On July 10, 1553, Lady Jane was proclaimed queen by Dudley and his supporters, and on the same day Mary’s letter to the council arrived in London. By July, 12, Mary and her supporters had assembled a military force at Framlingham Castle, Suffolk. Dudley’s support collapsed, and Jane was deposed on July 19. She and Dudley were imprisoned in the Tower of London. Mary rode triumphantly into London on August 3, 1553, on a wave of popular support. She was accompanied by her half-sister Elizabeth and a procession of over 800 nobles and gentlemen.
Mary understood that the young Lady Jane was essentially a pawn in Dudley’s scheme, and Dudley was the only conspirator of rank executed for high treason in the immediate aftermath of the coup. Lady Jane and her husband, Lord Guildford Dudley, though found guilty, were kept under guard in the Tower rather than immediately executed, while Lady Jane’s father, Henry Grey, 1st Duke of Suffolk, was released.
At age 37, Mary turned her attention to finding a husband and producing an heir, which would prevent the Protestant Elizabeth (still next-in-line under the terms of Henry VIII’s will and the Act of Succession of 1544) from succeeding to the throne. Edward Courtenay and Reginald Pole were both mentioned as prospective suitors, but her cousin Charles V suggested she marry his only son, Infante Felipe of Spain. Felipe had a son from a previous marriage and was heir apparent to vast territories in Continental Europe and the New World. As part of the marriage negotiations, a portrait of Felipe, by Titian, was sent to her in the latter half of 1553.

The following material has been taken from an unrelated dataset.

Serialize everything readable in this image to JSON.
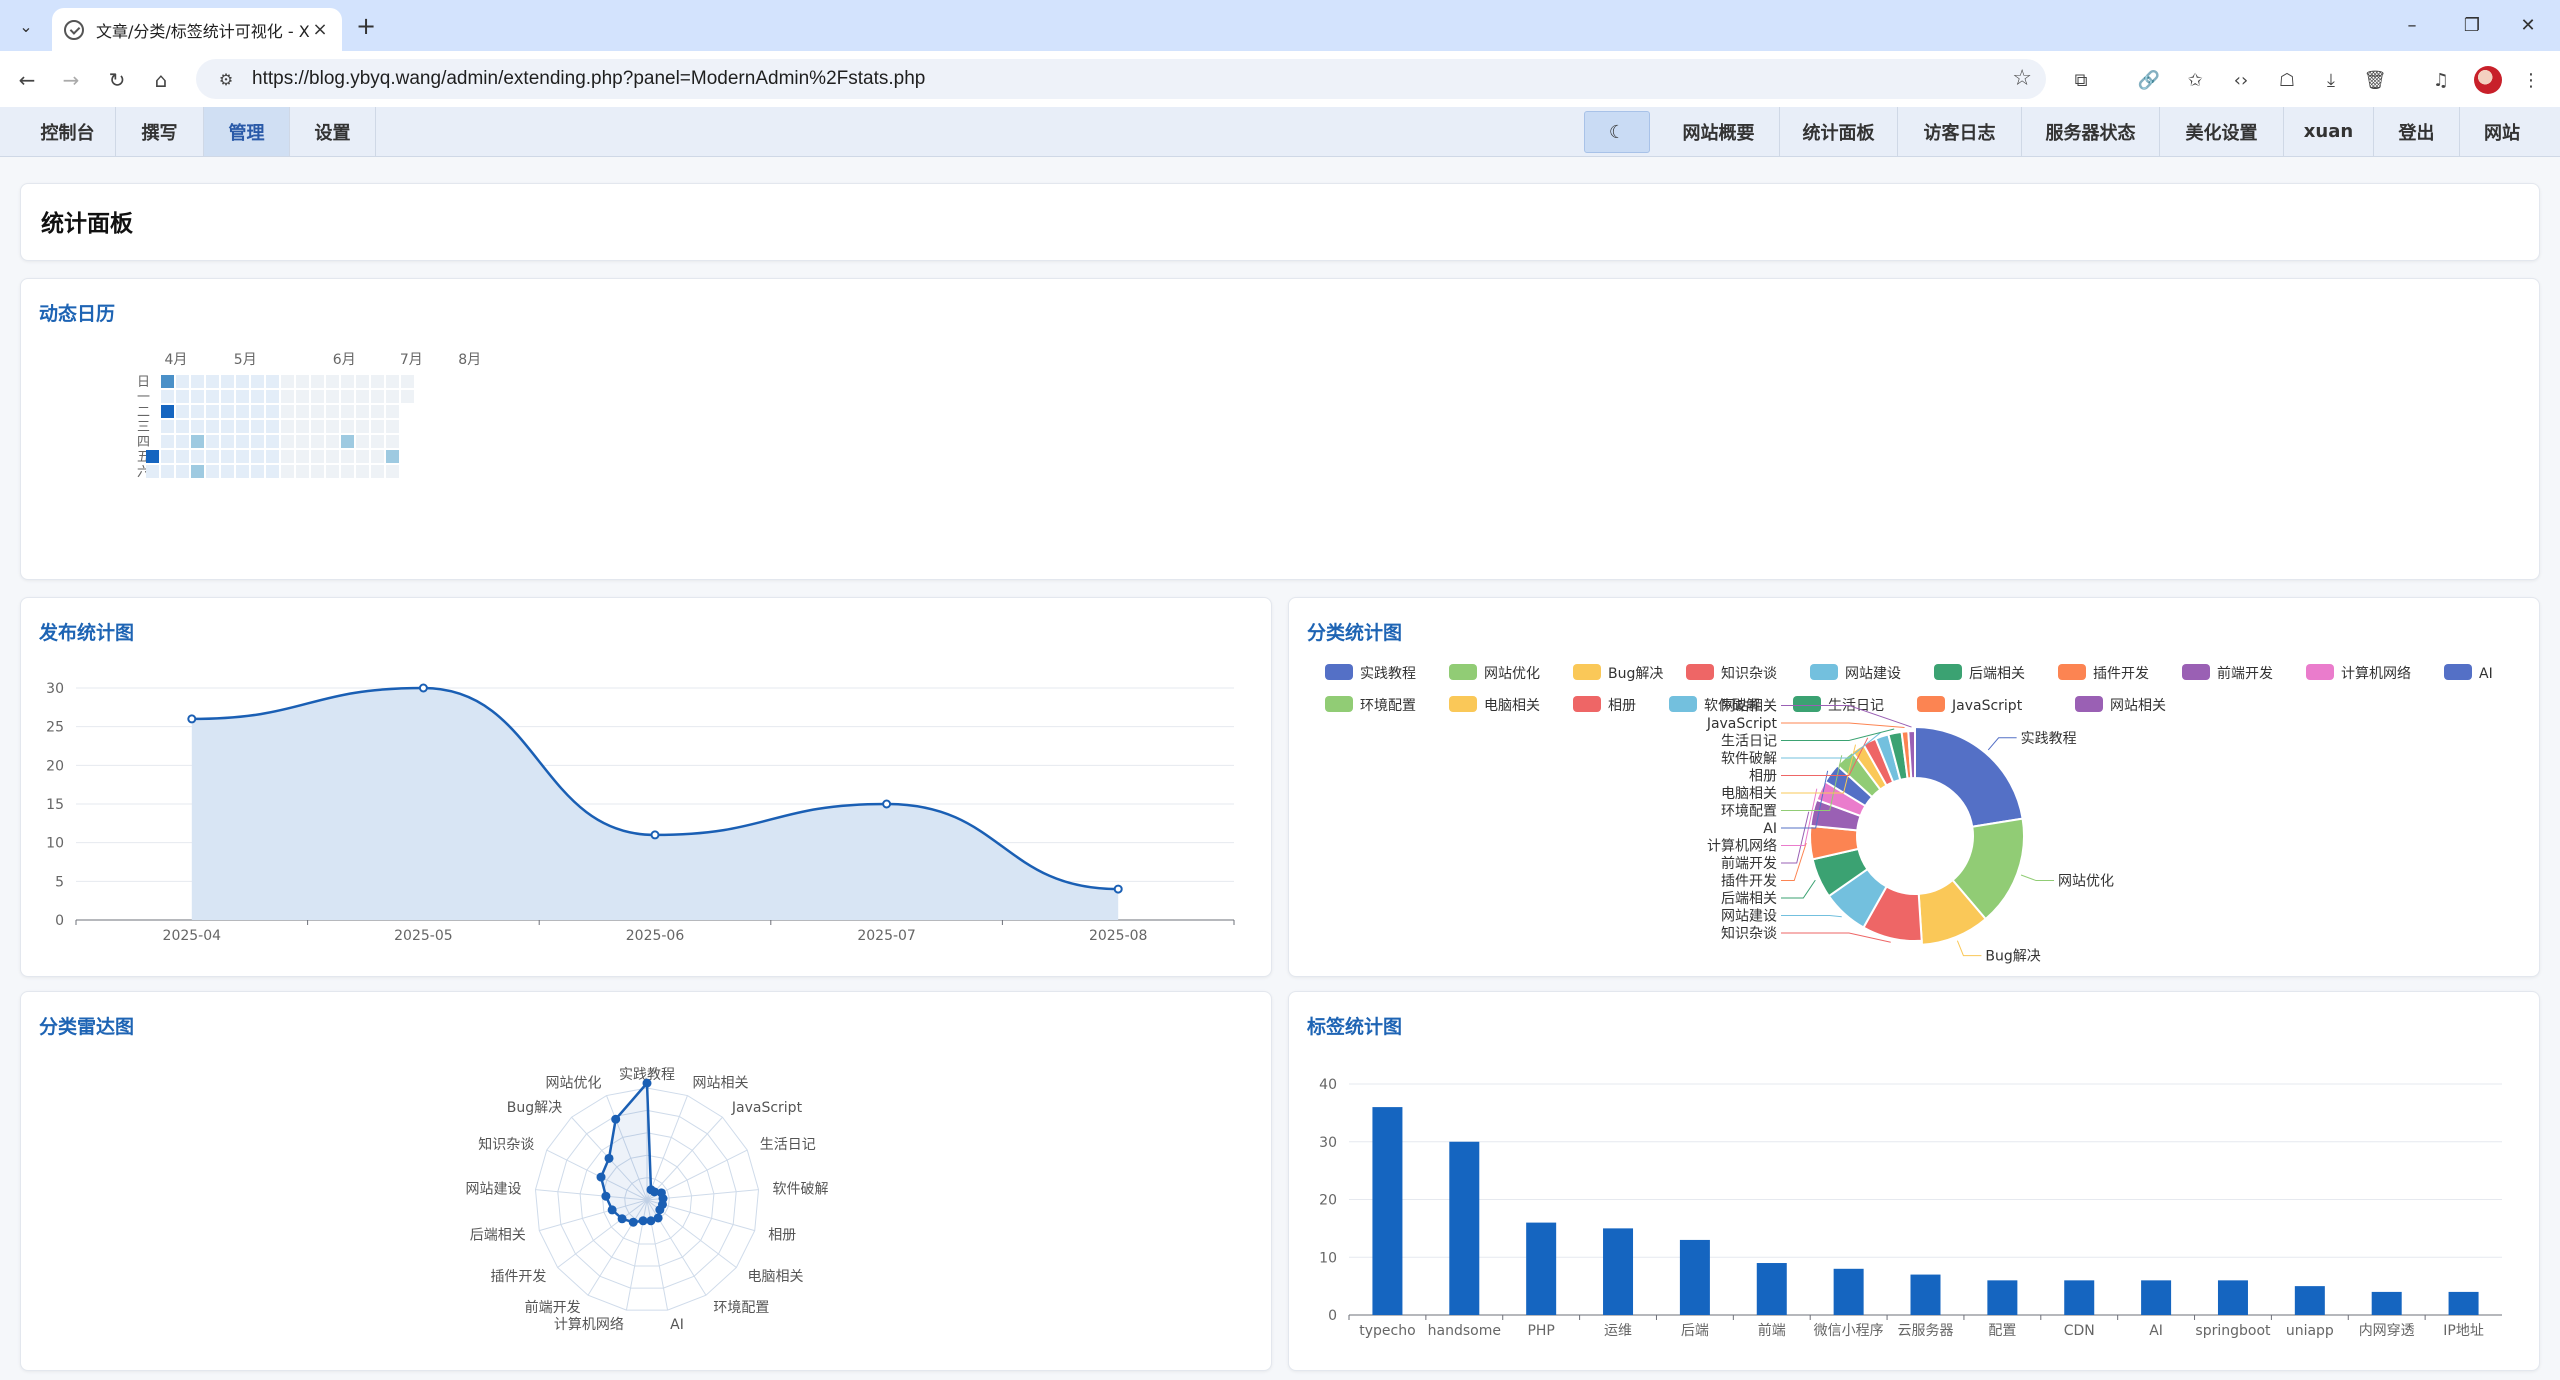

When Mary insisted on marrying Felipe , insurrections broke out. Thomas Wyatt the younger led a force from Kent to depose Mary in favour of Elizabeth, as part of a wider conspiracy now known as Wyatt’s rebellion, which also involved the Duke of Suffolk, the father of Lady Jane. Mary declared publicly that she would summon Parliament to discuss the marriage, and if Parliament decided that the marriage was not to the advantage of the kingdom, she would refrain from pursuing it. On reaching London, Wyatt was defeated and captured. Wyatt, the Duke of Suffolk, his daughter Lady Jane, and her husband Guildford Dudley were executed.
Mary was—excluding the brief, disputed reigns of the Empress Matilda and Lady Jane Grey—England’s first queen regnant. Further, under the English common law doctrine of jure uxoris, the property and titles belonging to a woman became her husband’s upon marriage, and it was feared that any man she married would thereby become King of England in fact and in name. While Mary’s grandparents, Fernando and Isabella, had retained sovereignty of their own realms during their marriage, there was no precedent to follow in England.
Under the terms of Queen Mary’s Marriage Act, Felipe was to be styled “King of England”, all official documents (including Acts of Parliament) were to be dated with both their names, and Parliament was to be called under the joint authority of the couple, for Mary’s lifetime only. England would not be obliged to provide military support to Felipe’s father in any war, and Felipe could not act without his wife’s consent or appoint foreigners to office in England.